Face’te bir arkadaşımız paylaşmıştı: Cumhur İttifakı’na sonradan dahil olan Hür Dava Partisi’nin (HÜDA PAR) tüzüğünde milliyetçilik aleyhinde epey talepler var. Arkadaşımız birkaç cümle ile geçiştirmişti. Bunun üzerine ben de üşenmeyip parti tüzüğünü okudum.

HÜDA PAR hem İslamcı hem de milliyetçiliğe karşı. Milliyetçiliğe karşı olması onun Kürtçülük yapmasına engel değil. Yönetimde özerklik, Kürtlerin (Siz PKK ya da HDP diye okuyabilirsiniz) istediği ayrıcalıklar gibi tüm ayrıcalıkları bu parti tüzüğünde istiyor. MHP buna evet der mi, derse bu mızrağı çuvala nasıl sığdırır bilemiyorum.

Bu partinin mensuplarının terörün azdığı dönemlerde PKK terörü ile dişe diş bir mücadeleye girdiği söyleniyordu. Bu arada AKP iktidarı ile bir pazarlık yapıp yapmadıklarını bilmiyoruz. Ama Cumhuriyet, ulus devlet, merkezi yönetim karşıtı olduklarını biliyoruz. Faize karşılar. Şeffaflık ve sosyal devlet istiyorlar.

Kendi adımıza bir siyasi teşekkülün düşüncelerini yüksek sesle dillendirmesi bizi rahatsız etmez. Ama bu partinin tüzüğündeki Kürtlerin ikinci sınıf vatandaş muamelesi gördüğü düşüncesi onun HDP ile aynı çizgide olduğunu gösteriyor. Cumhuriyetin temel ilkelerinden olan laiklik ilkesini de tartışma konusu yapmak istiyor. Bu düşüncesi ile ülkemizdeki İslamcı partilerle ortak görüşte.

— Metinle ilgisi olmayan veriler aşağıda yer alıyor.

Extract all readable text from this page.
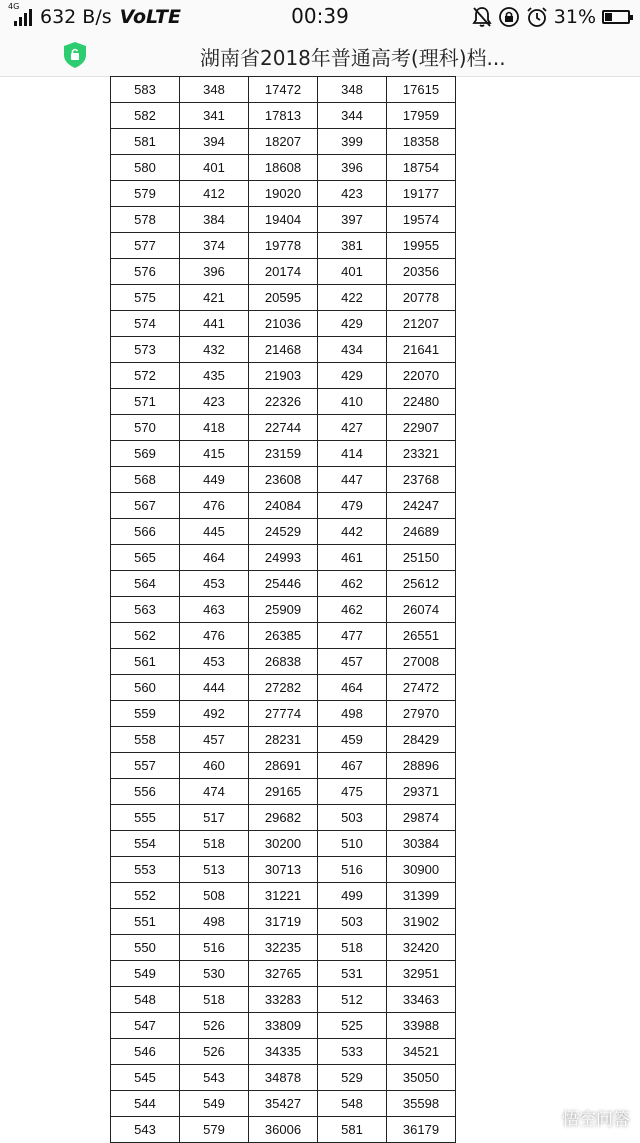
4G 632 B/s VoLTE	00:39	31%
湖南省2018年普通高考(理科)档...
583	348	17472	348	17615
582	341	17813	344	17959
581	394	18207	399	18358
580	401	18608	396	18754
579	412	19020	423	19177
578	384	19404	397	19574
577	374	19778	381	19955
576	396	20174	401	20356
575	421	20595	422	20778
574	441	21036	429	21207
573	432	21468	434	21641
572	435	21903	429	22070
571	423	22326	410	22480
570	418	22744	427	22907
569	415	23159	414	23321
568	449	23608	447	23768
567	476	24084	479	24247
566	445	24529	442	24689
565	464	24993	461	25150
564	453	25446	462	25612
563	463	25909	462	26074
562	476	26385	477	26551
561	453	26838	457	27008
560	444	27282	464	27472
559	492	27774	498	27970
558	457	28231	459	28429
557	460	28691	467	28896
556	474	29165	475	29371
555	517	29682	503	29874
554	518	30200	510	30384
553	513	30713	516	30900
552	508	31221	499	31399
551	498	31719	503	31902
550	516	32235	518	32420
549	530	32765	531	32951
548	518	33283	512	33463
547	526	33809	525	33988
546	526	34335	533	34521
545	543	34878	529	35050
544	549	35427	548	35598
543	579	36006	581	36179	悟空问答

Bizce Anayasa ne derse desin devleti yönetenler kendi bildiklerini okuyor. Yani bu partinin talepleri de MHP’nin talepleri de Anayasa’ya tek tek yazılsa devleti yönetenler bildiklerini okumaya devam edeceklerdir.

Bu yüzden Anayasa’yı değil yönetenlerin kafasını değiştirmek gerekiyor. 1982 Anayasası’nı en özgürlükçü Anayasa olarak da yorumlayabilirsiniz, en totaliter Anayasa olarak da. Bu yasaya çatan yönetimlerin hiçbiri de sivil bir anayasa yapmayı istemediler. İsteseler bir anlaşma (konsensüs) oluşturarak değiştirebilirlerdi. Yarım yüzyıldır hem çığrışıyor hem de bu anayasanın verdiği hakları tepe tepe kullanmakta bir beis görmüyorlar.

AKP ve MHP, hem aşırı soldaki Vatan Partisi ve Doğu Perinçek ile hem de İslamcı ve Kürtçü HÜDAPAR ile ittifak yapabildiğine göre siyasi arenada herkes herkesle ittifak yapabilir demektir. Ben Kılıçdaroğlu’nun Alevi ve Kürt oluşuna rezerv koyan İyi Partili arkadaşlarımı da HDP’ye göz kırptığı için İyi Partiye rezerv koyan milliyetçi kardeşlerime de ne söyleyebileceğimi bilemiyorum.

Görülüyor ki genel seçimlerde hiç kimse kimseye bir şey deme hakkına sahip değildir. Zaten böyle bir şey ticaretle uğraşan birine alıp satma, sporla uğraşan birine galip gelme, üretimle uğraşan birine üretme demektir. Bir oyun bile değerli olduğu siyaset sahnesinde şununla görüşme, bununla konuşma demek doğru değildir.

Ne yapılabilir?

Kadroya bakılır, bu küçük partilerin isteklerine ne derece itibar edilebileceği kestirilir ve oy ona göre kullanılır. “Nasıl kestirecek?” derseniz, halk ariftir. Birinin Davut diyeceği ağzını domaltışından belli olur. Halk da bunu bilir.

SOMSÖZ: ÖNYARGI İLE KALKAN ZARARLA OTURUR.